4.1.4. APLAC Linear Subcircuit Caching

Subcircuit caching can reduce the simulation time in designs that contain linear portions that do not change very often, but are expensive to compute. The Cadence® AWR Design Environment® platform uses subcircuit hierarchy when searching for cache candidates. When a linear portion of a circuit is accepted for caching, AWR Design Environment software stores its Y-parameters and noise parameters on disc. When the same subcircuit is next simulated, the Y-parameter data is read from the disc cache.

Subcircuit caching can speed up the simulation when:

  • there are multiple instances of the same subcircuit in the same top level simulation

  • there are multiple top-level simulations in the same project using the same schematic as a subcircuit

  • re-opening a project that has previously stored subcircuit cache data

Subcircuit caching is used for the Cadence® AWR® APLAC® Linear simulator only. To enable this option, on the Circuit Options dialog box APLAC Sim tab, display the secondary options, and under APLAC Simulator Options/AC Options, select Subcircuit caching. When enabled, all subcircuits are examined for caching candidates. The automatic detection tries to identify subcircuits with large potential speed-up, typically subcircuits with a large number of internal nodes compared to the number of ports. Nonlinear subcircuits are also candidates, but only the linear portion of the subcircuit can be cached.
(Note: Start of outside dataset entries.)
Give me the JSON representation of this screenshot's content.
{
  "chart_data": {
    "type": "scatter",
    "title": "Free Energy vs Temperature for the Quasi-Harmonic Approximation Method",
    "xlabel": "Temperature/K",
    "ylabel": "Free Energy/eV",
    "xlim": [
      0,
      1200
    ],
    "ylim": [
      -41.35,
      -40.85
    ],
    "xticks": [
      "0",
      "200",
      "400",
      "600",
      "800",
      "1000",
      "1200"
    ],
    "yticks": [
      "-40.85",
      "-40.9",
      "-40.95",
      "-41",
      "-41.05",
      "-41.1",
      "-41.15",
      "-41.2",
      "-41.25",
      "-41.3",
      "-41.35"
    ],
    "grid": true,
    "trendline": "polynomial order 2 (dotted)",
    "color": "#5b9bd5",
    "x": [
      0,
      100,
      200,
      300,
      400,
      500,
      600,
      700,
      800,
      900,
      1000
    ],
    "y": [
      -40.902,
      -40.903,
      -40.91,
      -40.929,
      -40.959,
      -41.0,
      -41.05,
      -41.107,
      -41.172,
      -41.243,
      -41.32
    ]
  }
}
You can override this automatic selection by placing SUBCKT_CACHE control blocks in the subcircuit schematics that are not often modified. If there are any SUBCKT_CACHE blocks in the circuit, the automatic selection is disabled and only the subcircuits containing the control blocks are considered for reading or writing the cache. Note that a subcircuit containing a SUBCKT_CACHE block may still be discarded from caching.